It’s no secret that the key to a company’s success is its people. But when it comes to acquiring top talent, what’s your approach? Are you hiring top performers out-of-the gate, or are you building from within?
In an article for Forbes related to “tech talent”, our CEO, Tammi Kroll, writes:
“Great tech talent is more than just a well-performing employee. There is a minor, but important, difference between employees who are high performers and those who are tech champions. It’s not a fancy degree or the ability to execute, but instead passion and aptitude to learn. In my experience, a great developer will work harder and stay longer if you take the time to develop them.”
Tammi’s comment is not limited to tech, however, it’s a valuable strategy for any business leader. Creating a learning environment that empowers enthusiastic team members to grow paves the way for deeper institutional knowledge, improved retention, and a more agile company that’s able to adapt to change.
While, below, we go into numerous pathways to invest in talent at your company, it’s important to note that there isn’t a one-size-fits-all solution. Again, Tammi puts it best:
“Ask yourself: Do you know what your employees are passionate about? What do they like to do in their free time? The answers to these questions could surprise you as they’ve surprised me”.
Not only that, part of investing in your team is removing barriers to their development. Be it time, money, or access to training. “After all, providing your team with training opportunities and granting time off for boot camps, seminars and hack days is only going to benefit your company in the end”.
Opportunities for Employee Development
Provide Training Resources
Firstly, you can give your employees opportunities to train or learn new and important skill sets as they relate to your products and industry by providing learning resources. Perhaps it’s a small library of books, or consider carving out a little time each quarter for all of your employees to learn a new skill, or attend a class.
At Gravity, different departments offer regular “boot camps” for interested employees to learn how another department, or a product, works. It’s a great, low-cost way to encourage further learning and employee interaction (particularly in our remote-first environment).
Seminars and Conferences
Conferences and trade events bring buyers and sellers together, and are a great way to participate in in-person learning from industry experts and peers. Aside from these learning opportunities, these give employees the chance to network and collaborate with peers, plus learn more about their industry and its most recent developments.

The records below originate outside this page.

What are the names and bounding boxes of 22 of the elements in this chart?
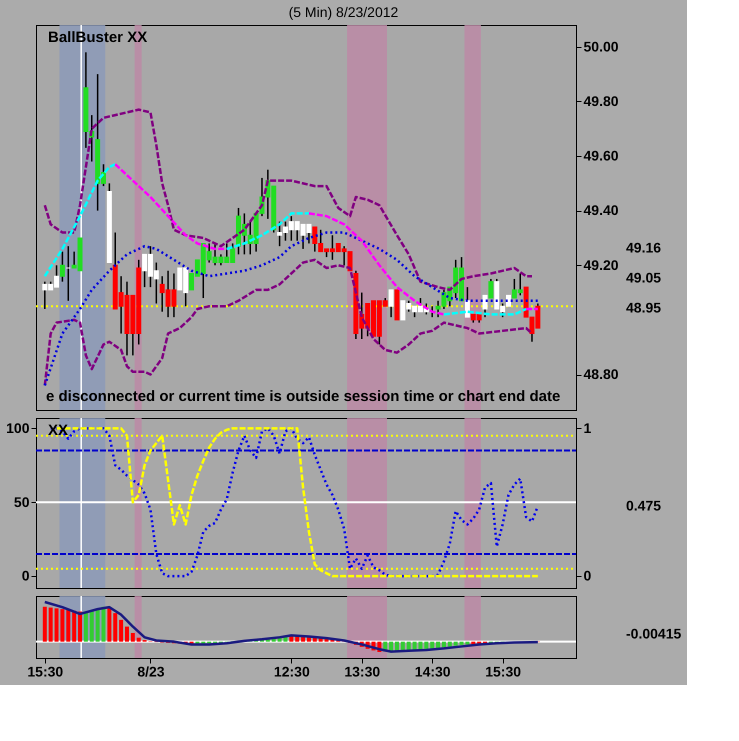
x-tick-label: 15:30 bbox=[485, 664, 522, 680]
y-tick-label: 48.80 bbox=[584, 366, 619, 382]
y-tick-label: 0 bbox=[22, 568, 30, 584]
y-tick-label: 50.00 bbox=[584, 38, 619, 54]
x-tick-label: 13:30 bbox=[344, 664, 380, 680]
text: 48.95 bbox=[626, 299, 662, 316]
y-tick-label: 100 bbox=[6, 420, 30, 436]
y-tick-label: 49.80 bbox=[584, 92, 619, 109]
text: 0.475 bbox=[626, 497, 662, 514]
y-tick-label: 50 bbox=[14, 494, 30, 510]
chart-title: (5 Min) 8/23/2012 bbox=[288, 4, 399, 20]
x-tick-label: 8/23 bbox=[137, 664, 165, 680]
x-tick-label: 12:30 bbox=[274, 664, 310, 680]
y-tick-label: 49.40 bbox=[584, 202, 619, 218]
y-tick-label: 49.60 bbox=[584, 148, 619, 164]
text: 49.05 bbox=[626, 269, 662, 286]
x-tick-label: 15:30 bbox=[27, 664, 64, 680]
text: 49.16 bbox=[626, 239, 662, 256]
x-tick-label: 14:30 bbox=[414, 664, 451, 680]
y-tick-label: 49.20 bbox=[584, 256, 619, 273]
y2-tick-label: 1 bbox=[584, 420, 592, 436]
text: -0.00415 bbox=[626, 625, 682, 642]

Build a Mentorship Program
Employment is a two-way street. Creating an environment where your talent contributes to company growth and gets what they need out of the experience is important. Building and implementing a mentorship program where you match new and more experienced employees fosters community and more focused employee development opportunities.
In doing this, you’ll have employees ready to be promoted whenever a managerial position opens up, and those workers will be more than motivated to apply. Hiring new executives or supervisors from within your organization is expedient, cost-effective, and can be a key driver of employee retention.
Give Employees an Educational Stipend
If you have a bit of spare cash, consider giving your employees a quarterly or yearly educational stipend, even if it’s just a few hundred dollars. Tell your employees they have to use the money for classes, certificates, or other educational materials, and the money will certainly not be wasted.
You can think of it as investing directly in your employees’ training, but you also give your employees the freedom to decide what they learn and how quickly they learn it.
Lean Into Cross-Training
Cross-training is a particularly good way to invest in employee development. In a nutshell, this involves teaching your employees skills from different departments or positions, cultivating flexibility and versatility in your workforce.
This is good for your employees, as it means they’ll be able to expand their skill sets and transfer into different departments and positions much more fluidly.
At Gravity, many of our team members have moved through different roles and have found specialties where they thrive – now contributing as high-performing project managers, developers, and leaders.
Bonus: Review Employees Regularly (and Less Formally)
To develop your employees, try to have managers and executives review those employees and have meet-ups to go over their progress more regularly than you currently do. These don’t have to be formal reviews, but they give your employees the chance to ask questions about what they could do better, what they are currently enjoying, and where they see room for further growth.
Ultimately, how you deploy these techniques depends on what success looks like at your company, But the foundation of each of these techniques can help your employees become more effective, more productive, and create more value. Speaking from experience, focusing on employee development, will allow you to reap the benefits of a more skilled workforce.